TL;DR. Apart from a slight worsening in legacy 2.4 GHz @ 20 MHz wireless stability, I believe Mikrotik have largely solved the worst of the hAP ac2 wireless issues.
Using the same exact process and equipment as my Release Candidate 6.43rc5 testing (principally a RTL8814AU WiFi chip USB 3.0 adapter connected to client PC via USB 3.0 ports), here are the peak throughput results for Release 6.42.3:
- 2.4 GHz peak download throughput: 161 Mbit/s from 135 Mbit/s = +19% improvement
- 2.4 GHz peak upload throughput: 117 Mbit/s from 86 Mbit/s = +36% improvement (*)
- 5.0 GHz peak download throughput: 399 Mbit/s from 396 Mbit/s = no change
- 5.0 GHz peak upload throughput: 417 Mbit/s from 347 Mbit/s = +20% improvement
All results confirmed with three 60 second runs. Peak throughput commands used: iperf3 -N -P10 -t 60 -R (download) and iperf3 -N -P10 -t 60 (upload).
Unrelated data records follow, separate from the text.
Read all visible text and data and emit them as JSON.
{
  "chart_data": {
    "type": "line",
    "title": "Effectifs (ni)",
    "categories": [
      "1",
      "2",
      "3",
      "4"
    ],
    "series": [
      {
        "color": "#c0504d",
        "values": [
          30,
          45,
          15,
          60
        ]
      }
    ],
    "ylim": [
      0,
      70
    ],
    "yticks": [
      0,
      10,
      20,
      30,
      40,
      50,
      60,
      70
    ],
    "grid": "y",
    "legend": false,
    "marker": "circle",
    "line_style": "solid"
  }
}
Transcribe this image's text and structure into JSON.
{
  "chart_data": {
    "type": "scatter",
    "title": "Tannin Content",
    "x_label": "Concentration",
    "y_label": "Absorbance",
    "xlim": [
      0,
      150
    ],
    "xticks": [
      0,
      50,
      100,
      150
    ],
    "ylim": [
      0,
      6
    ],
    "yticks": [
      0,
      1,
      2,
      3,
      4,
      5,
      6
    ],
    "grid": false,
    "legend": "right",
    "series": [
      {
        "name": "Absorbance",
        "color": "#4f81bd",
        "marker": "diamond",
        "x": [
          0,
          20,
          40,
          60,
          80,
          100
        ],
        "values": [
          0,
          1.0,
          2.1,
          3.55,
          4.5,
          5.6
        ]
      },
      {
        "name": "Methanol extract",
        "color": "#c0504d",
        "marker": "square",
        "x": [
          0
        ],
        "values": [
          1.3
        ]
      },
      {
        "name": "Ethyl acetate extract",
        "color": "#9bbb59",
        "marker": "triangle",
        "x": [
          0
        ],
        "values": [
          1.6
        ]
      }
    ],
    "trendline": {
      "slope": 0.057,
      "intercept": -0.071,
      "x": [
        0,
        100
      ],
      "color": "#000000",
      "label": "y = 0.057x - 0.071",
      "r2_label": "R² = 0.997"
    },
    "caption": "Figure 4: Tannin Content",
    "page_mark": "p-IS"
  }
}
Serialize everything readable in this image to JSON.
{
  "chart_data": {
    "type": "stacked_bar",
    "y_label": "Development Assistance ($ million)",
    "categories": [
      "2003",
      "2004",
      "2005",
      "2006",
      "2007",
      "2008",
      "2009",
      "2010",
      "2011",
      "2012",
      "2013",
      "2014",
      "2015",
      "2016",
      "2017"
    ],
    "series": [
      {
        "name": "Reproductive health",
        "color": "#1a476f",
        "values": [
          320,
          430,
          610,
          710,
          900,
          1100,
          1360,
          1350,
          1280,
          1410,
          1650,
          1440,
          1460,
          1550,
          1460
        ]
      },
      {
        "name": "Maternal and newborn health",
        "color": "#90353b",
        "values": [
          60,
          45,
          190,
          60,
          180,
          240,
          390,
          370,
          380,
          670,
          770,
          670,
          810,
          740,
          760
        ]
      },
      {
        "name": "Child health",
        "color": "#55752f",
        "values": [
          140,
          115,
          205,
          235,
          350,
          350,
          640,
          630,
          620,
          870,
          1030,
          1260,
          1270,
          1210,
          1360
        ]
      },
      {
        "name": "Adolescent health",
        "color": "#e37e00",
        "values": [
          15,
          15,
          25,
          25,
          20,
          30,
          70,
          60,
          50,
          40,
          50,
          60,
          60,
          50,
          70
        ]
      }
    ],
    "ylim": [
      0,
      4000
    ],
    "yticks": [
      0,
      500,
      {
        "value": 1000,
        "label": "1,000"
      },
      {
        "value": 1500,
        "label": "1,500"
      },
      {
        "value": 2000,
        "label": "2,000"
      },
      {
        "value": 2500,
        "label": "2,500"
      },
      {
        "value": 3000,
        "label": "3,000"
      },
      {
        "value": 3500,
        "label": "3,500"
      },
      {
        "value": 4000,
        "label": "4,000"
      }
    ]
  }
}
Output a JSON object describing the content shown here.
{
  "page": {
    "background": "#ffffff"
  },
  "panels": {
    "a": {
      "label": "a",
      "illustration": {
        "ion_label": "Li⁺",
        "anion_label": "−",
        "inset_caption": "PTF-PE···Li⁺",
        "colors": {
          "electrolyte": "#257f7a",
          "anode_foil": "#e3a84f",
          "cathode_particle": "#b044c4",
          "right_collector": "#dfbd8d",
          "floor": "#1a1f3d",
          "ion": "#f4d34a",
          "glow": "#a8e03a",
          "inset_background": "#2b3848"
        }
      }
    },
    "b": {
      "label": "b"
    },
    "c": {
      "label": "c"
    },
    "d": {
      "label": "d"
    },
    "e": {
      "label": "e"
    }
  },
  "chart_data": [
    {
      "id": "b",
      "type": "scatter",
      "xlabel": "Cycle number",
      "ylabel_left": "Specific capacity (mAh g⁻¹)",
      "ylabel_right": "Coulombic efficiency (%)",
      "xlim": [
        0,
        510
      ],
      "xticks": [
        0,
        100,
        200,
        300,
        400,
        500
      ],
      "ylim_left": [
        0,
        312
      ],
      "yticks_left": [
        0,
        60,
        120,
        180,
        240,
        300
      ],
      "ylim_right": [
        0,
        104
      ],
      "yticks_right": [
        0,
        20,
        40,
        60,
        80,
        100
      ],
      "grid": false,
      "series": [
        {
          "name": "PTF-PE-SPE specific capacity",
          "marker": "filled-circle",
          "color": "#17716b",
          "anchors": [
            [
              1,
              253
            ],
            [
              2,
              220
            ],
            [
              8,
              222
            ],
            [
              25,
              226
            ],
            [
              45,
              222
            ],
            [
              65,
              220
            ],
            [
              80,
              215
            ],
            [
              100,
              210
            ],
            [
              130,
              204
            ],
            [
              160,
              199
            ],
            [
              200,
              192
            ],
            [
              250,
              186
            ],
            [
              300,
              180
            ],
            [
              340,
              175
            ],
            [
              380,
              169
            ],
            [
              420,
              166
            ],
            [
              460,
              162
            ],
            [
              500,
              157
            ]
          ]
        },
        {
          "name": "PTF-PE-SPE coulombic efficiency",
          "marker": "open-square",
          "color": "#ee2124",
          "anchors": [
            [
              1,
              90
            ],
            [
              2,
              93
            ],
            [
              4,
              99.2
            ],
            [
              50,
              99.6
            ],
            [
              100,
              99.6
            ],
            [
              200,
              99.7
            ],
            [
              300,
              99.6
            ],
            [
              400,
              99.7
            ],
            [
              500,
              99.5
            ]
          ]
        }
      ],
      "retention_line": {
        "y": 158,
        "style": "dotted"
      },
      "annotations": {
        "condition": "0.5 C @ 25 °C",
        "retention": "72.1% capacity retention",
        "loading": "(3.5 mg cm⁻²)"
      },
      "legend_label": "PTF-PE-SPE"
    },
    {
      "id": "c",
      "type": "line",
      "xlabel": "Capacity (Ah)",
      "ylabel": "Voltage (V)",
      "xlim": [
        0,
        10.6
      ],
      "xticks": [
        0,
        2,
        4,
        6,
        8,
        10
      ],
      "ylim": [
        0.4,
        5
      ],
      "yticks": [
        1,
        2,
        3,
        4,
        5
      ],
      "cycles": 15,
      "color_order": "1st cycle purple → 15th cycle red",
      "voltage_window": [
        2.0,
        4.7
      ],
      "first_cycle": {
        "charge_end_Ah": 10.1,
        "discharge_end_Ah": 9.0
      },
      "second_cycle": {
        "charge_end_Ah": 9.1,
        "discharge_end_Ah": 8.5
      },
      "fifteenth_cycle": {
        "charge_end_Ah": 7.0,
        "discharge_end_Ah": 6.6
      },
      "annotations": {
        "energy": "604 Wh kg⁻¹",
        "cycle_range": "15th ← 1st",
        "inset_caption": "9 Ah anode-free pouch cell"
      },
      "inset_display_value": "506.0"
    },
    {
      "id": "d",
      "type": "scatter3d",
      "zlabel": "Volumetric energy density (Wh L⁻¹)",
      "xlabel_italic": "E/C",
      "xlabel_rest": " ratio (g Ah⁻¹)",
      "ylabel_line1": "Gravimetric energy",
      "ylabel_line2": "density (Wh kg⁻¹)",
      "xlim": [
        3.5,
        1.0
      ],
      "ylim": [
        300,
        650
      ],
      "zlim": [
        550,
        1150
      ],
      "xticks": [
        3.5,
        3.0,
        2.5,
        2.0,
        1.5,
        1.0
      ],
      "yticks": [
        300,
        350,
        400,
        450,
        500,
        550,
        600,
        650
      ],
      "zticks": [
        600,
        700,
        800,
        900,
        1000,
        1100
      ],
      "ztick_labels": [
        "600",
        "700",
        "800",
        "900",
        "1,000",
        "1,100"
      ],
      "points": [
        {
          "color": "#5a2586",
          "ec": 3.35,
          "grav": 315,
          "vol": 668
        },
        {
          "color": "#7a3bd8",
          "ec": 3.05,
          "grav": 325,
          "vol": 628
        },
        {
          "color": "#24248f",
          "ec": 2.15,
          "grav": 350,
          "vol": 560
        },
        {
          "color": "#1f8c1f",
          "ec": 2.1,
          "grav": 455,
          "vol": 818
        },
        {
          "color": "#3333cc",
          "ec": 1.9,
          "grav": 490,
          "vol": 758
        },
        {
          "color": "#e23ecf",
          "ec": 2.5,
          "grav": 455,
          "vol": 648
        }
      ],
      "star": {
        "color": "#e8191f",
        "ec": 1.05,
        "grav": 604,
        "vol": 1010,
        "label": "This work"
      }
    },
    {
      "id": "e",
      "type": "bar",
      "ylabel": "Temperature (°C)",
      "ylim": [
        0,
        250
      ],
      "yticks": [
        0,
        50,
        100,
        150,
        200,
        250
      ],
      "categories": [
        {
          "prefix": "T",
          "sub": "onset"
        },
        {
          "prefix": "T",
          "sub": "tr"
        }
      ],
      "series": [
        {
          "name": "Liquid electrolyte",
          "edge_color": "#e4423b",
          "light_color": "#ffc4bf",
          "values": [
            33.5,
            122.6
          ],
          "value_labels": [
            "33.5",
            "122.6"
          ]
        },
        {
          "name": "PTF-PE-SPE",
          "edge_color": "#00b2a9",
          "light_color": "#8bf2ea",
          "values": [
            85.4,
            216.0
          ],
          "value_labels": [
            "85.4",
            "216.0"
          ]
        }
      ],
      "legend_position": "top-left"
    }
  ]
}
Here is a summary of the results from the stability tests for 6.42rc3:
The stability test results are shown next visually in Box-and-Whisker plots of 56-byte data, 10 ms interval, 60k count ICMP pings for 6.43rc5 compared to 6.42.3. Again, I have included tests of an old Asus RT-N56U for comparison.
Lower is better:
(*) Changing router orientation from horizontal to vertical caused a leap from what appeared to be a decline to 69 Mbit/s, instead to an improvement of 117 Mbit/s in 2.4 GHz upload! Changing orientation for other peak throughput tests did not significantly impact performance.